Fehr: We try to give everyone shades of grey. You don’t want characters that are just bad for bad’s sake or good for good’s sake.

Kelly: Monsters have to eat too.

Fehr: In this particular episode Drew would like to hang him up and pin him to the wall. But he realizes, through other characters, that we can use this. We can use this to help people. You can get your closure on it in a way you need to. We get to play around with that. We raise these issues and then give different perspectives on them. We don’t necessarily solve them and wrap them up in a bow but we leave them open. You watch it and can you yourself in someone else’s shoes. We’re not out there to change minds but to open them.

Kelly: You do try to make my character feel bad, though.

Fehr: Yeah, as you should.

Q: Will  your character return in a future episode?

Kelly: I don’t have a job right now so…

Q: How important was it for you for this episode to get it right?

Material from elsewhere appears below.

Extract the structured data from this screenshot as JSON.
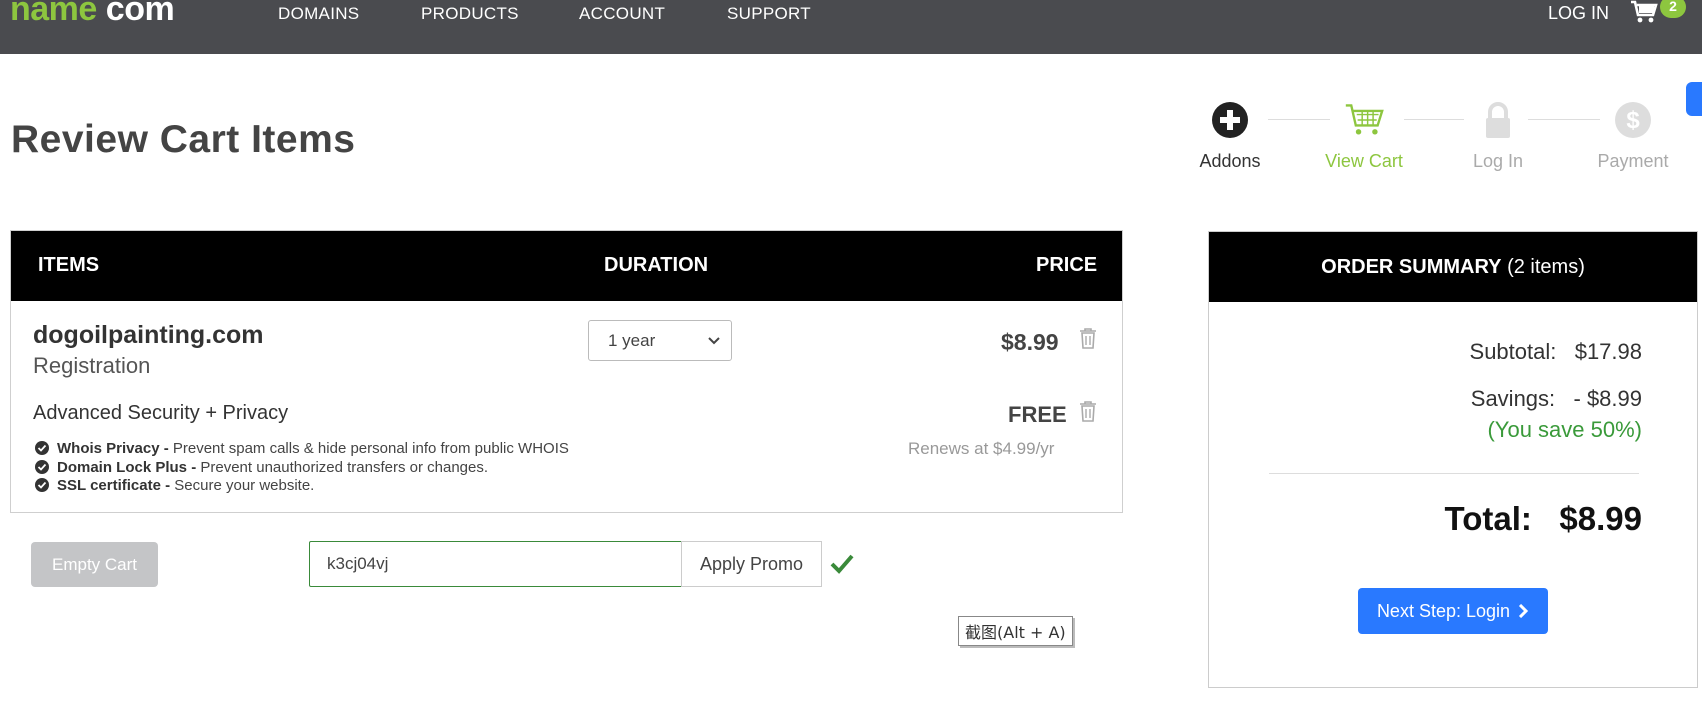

Kelly: It’s very important. I’ve done short films directed by former Rangers. I made a short film during the writers’ strike and PTSD and suicide. I used to make fun of my dad—he’s a veteran as well—he’s a Navy guy. He’d always get made when movies weren’t right. I was like, “Dad, it’s a movie. It doesn’t matter.” After I was in the military, I found out it does matter. It’s important to get it right. It’s important to treat the truth of the characters well. It’s kind of scary. I think that’s why I tried to avoid playing soldiers for a long time because I felt you can mess up something else but you can’t mess up being a soldier. For one thing, your buddies will call you on it but it’s also important because of the heritage.

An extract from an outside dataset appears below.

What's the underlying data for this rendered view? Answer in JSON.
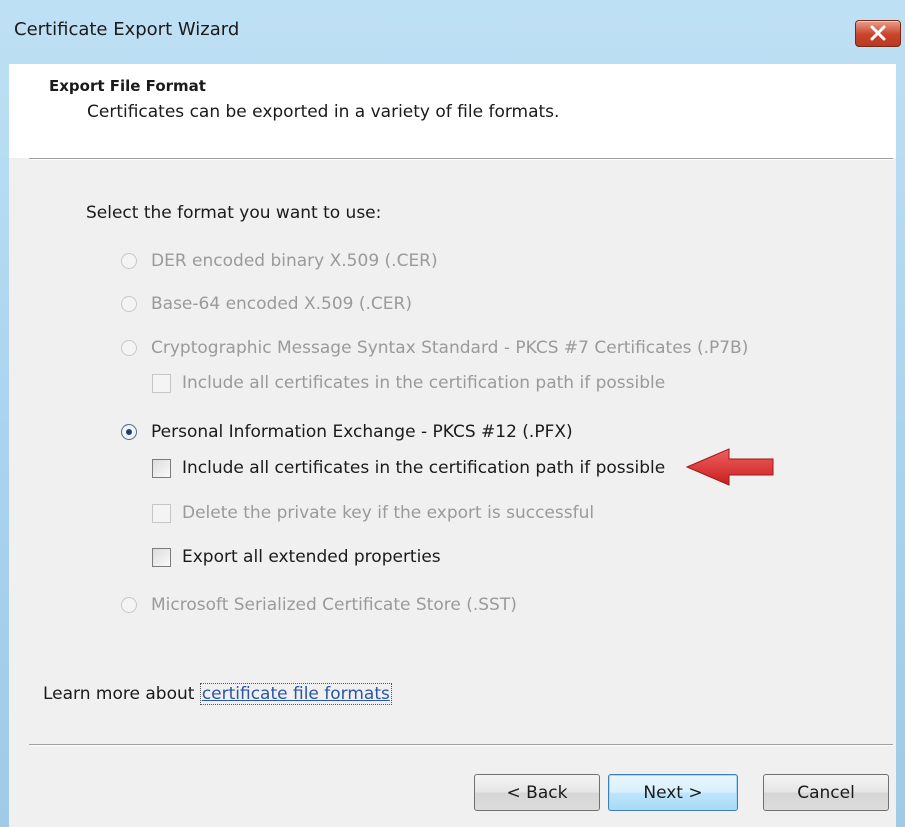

Q: Are there translatable skills from being an Army Ranger to being an actor?

Kelly: I always wanted to be an actor. I joined the military so I could (later) do action movies. I did theater growing up. My parents told me I couldn’t audition for professional roles until after high school. I (enlisted) before the war. I didn’t know we were going to go to war. I was fortunate enough to be in the best unit in the military. I went to war before they set up NWR tents. I spent two months living in holes and stuff looking for Bin Laden. This one guy set up a projector and we got to watch “A Night at the Roxbury,” and it was the best two hours of our lives. It made me realize the importance of entertainment. I was always the skit guy, entertaining everyone. It gets you through. “A Night at the Roxbury” was the most valuable movie we saw because we’d been literally living in holes and not showering, and it just made me feel good.

Entertainment seems to have such an intangible value. What we do, especially shows like (“The Night Shift”), where they care about (authenticity) and the veterans, entertainment IS important for soldiers. It gets you through. I’m fortunate enough that I get to do what I believe in now and I get to say it because I also was on the other side.

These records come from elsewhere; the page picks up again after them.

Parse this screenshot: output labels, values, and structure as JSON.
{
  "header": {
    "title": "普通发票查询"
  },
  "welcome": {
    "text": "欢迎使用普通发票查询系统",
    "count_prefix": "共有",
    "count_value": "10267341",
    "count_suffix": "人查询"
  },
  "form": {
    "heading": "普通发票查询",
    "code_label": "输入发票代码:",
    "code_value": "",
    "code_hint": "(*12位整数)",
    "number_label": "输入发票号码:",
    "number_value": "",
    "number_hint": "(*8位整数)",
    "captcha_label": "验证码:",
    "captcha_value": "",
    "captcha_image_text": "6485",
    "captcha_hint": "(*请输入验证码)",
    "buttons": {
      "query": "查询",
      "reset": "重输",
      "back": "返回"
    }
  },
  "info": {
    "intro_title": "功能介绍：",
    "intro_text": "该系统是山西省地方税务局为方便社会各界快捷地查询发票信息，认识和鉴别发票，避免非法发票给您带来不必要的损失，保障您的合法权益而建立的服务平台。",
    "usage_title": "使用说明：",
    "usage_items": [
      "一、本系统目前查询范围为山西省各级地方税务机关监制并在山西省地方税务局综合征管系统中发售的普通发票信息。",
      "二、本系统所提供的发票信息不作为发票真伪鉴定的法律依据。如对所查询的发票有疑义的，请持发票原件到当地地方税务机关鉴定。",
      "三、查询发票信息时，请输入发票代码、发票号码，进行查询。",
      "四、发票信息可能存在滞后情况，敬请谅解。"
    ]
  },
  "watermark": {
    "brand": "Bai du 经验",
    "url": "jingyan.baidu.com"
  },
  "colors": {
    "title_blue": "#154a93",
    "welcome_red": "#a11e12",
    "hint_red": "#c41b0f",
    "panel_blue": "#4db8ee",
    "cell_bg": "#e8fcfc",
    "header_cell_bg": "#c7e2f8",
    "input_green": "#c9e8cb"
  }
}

Fehr: Like Winston Churchill said, “If we’re not fighting for the arts, then what are we fighting for?” We’re out there in Albuquerque (N.M.) playing make believe and having fun. My wife volunteers, working with Syrian refugees adapt and transition to American life, and you wonder if what you’re doing is valuable. Then you hear stories, like Josh’s and “Night at the Roxbury,” and you understand that entertainment can be valuable and there’s something to be said for what we do and why we’re doing it.

After my character came out of the closet, there were so many people that have reached out to me and said, “Thank you. I really appreciate that character.” And (others who didn’t like the fact he was gay) said, “Well, your character’s cool, though,” so we may be a little part of opening up someone’s mind to a different perspective or maybe helping someone who feels lost.  In one respect, it’s make believe and fun and we understand we’re blessed to be (acting). It’s silly in on respect but it’s also powerful. You’ve got to keep both those things in mind: You can’t take yourself too seriously or get crazy and overblow it. What you do is going to affect someone in some way. We’re telling stories so we can connect with people. The smallest thing can change a life or open up a mind, and I think that’s pretty important.

“The Night Shift” airs Thursdays on NBC at 10 p.m./9C.